Image and full description in the post
+ convenient
+ fairly interesting post with an image
+ image and description are together
+ guaranteed to work with screen readers
– extremely long post
– risk of triggering someone
Link to the image, full description in the post
+ reduced trigger risk
+ description is in the post
+ guaranteed to work with screen readers
– inconvenient for you
– uninteresting post with no image
– image and description are separate
– extremely long post
Link to an article with the image and the full description
+ even more reduced trigger risk
+ image and description are together
+ much shorter post
– inconvenient for you
– uninteresting post with no image
– might not work with screen readers
All three suck, don't post those pictures
+ most convenient
+ saves me hours of work
+ saves you an eternity of reading an image description
– I can no longer post images that might trigger someone
@jupiter_rowland in the end the user chooses their own experience based on what client they choose to use.
If a user is very worried about being triggered by an image then they need to use a client with features that would hide all images.

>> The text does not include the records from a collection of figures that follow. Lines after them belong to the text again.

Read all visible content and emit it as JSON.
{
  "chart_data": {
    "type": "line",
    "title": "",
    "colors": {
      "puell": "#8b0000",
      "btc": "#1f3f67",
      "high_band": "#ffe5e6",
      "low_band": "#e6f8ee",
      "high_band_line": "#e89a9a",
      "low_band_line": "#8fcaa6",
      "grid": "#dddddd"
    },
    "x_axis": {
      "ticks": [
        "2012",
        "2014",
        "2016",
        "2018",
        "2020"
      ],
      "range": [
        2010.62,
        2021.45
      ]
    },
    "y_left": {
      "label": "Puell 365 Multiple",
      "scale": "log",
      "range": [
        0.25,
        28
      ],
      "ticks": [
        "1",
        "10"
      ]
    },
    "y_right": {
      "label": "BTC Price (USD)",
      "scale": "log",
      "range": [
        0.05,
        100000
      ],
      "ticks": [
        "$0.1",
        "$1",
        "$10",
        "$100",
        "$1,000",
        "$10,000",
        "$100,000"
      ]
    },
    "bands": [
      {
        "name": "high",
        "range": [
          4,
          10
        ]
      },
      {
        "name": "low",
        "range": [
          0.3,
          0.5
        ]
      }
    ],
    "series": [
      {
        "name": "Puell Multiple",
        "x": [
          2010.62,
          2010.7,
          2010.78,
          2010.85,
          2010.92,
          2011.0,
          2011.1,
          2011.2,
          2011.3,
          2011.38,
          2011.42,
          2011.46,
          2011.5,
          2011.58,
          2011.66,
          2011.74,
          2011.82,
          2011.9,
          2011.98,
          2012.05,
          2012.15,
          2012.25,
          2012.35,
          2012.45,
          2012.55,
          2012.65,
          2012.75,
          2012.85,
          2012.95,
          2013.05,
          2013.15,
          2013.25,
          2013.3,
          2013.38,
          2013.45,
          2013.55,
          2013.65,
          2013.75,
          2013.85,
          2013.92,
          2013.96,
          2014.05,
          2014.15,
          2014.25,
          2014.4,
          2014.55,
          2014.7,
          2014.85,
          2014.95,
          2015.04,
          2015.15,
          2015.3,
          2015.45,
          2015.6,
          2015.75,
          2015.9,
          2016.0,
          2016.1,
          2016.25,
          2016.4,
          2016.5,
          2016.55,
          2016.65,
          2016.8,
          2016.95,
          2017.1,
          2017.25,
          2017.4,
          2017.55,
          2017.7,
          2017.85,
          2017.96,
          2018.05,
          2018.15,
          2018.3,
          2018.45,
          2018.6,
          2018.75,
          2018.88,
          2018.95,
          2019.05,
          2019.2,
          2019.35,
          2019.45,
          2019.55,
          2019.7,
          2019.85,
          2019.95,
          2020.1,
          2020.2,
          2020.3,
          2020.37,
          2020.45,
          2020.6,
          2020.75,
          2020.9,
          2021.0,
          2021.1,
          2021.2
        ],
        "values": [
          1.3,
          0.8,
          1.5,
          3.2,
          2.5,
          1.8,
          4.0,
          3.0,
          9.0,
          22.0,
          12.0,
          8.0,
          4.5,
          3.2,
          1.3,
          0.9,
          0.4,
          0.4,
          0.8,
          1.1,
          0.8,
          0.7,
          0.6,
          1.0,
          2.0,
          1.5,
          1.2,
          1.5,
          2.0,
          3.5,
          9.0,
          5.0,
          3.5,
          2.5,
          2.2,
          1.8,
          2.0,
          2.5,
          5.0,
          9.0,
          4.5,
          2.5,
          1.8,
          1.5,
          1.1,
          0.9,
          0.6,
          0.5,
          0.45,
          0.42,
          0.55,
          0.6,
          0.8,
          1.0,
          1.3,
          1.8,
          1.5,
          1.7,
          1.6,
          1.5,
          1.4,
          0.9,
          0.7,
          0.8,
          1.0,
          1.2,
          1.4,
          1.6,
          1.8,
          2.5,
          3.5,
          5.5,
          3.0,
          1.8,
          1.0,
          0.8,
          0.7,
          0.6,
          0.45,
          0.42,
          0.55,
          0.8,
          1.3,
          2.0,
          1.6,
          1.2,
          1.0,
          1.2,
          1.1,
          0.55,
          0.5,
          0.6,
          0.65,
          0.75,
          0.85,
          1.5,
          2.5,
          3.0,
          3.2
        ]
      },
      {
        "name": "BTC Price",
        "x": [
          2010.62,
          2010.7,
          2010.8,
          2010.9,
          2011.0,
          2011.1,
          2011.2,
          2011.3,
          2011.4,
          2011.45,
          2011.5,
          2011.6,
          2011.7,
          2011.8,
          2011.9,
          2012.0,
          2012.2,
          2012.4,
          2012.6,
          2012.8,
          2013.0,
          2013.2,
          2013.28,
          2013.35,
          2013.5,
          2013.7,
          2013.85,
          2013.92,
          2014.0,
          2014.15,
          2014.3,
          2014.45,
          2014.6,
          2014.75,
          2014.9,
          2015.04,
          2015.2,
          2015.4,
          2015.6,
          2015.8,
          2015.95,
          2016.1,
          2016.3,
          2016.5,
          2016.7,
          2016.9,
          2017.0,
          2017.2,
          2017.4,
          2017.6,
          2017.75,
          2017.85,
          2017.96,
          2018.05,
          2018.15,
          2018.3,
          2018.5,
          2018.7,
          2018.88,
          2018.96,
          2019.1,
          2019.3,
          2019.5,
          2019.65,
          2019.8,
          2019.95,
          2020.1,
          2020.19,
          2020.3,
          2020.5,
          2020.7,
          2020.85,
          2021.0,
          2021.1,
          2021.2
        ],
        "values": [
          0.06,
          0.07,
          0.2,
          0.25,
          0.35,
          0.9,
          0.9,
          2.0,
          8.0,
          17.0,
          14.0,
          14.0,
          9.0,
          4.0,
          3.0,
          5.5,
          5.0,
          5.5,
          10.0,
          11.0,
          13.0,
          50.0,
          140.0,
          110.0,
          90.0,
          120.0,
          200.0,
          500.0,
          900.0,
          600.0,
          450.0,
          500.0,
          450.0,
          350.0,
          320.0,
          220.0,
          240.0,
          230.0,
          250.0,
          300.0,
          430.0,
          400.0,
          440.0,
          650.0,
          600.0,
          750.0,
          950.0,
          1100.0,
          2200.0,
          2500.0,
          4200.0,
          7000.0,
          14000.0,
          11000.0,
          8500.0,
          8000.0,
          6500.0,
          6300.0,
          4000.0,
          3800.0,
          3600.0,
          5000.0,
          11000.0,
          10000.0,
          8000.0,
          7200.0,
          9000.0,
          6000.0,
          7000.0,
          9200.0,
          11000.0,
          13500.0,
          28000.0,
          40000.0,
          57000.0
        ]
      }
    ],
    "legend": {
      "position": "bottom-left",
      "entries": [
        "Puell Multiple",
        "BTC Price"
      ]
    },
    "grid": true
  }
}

It's not your responsibility to save a user from bad choices about which clients they choose to use.
@jupiter_rowland Right, so we should encourage the Mastodon developers to focus on empowering users to make that kind of decision.
Mastodon should do better.
But the last time I've filed a compatibility bug on Mastodon's GitHub that was clearly on Mastodon's side, it was fixed in dev the same evening and in the new stable release three days later.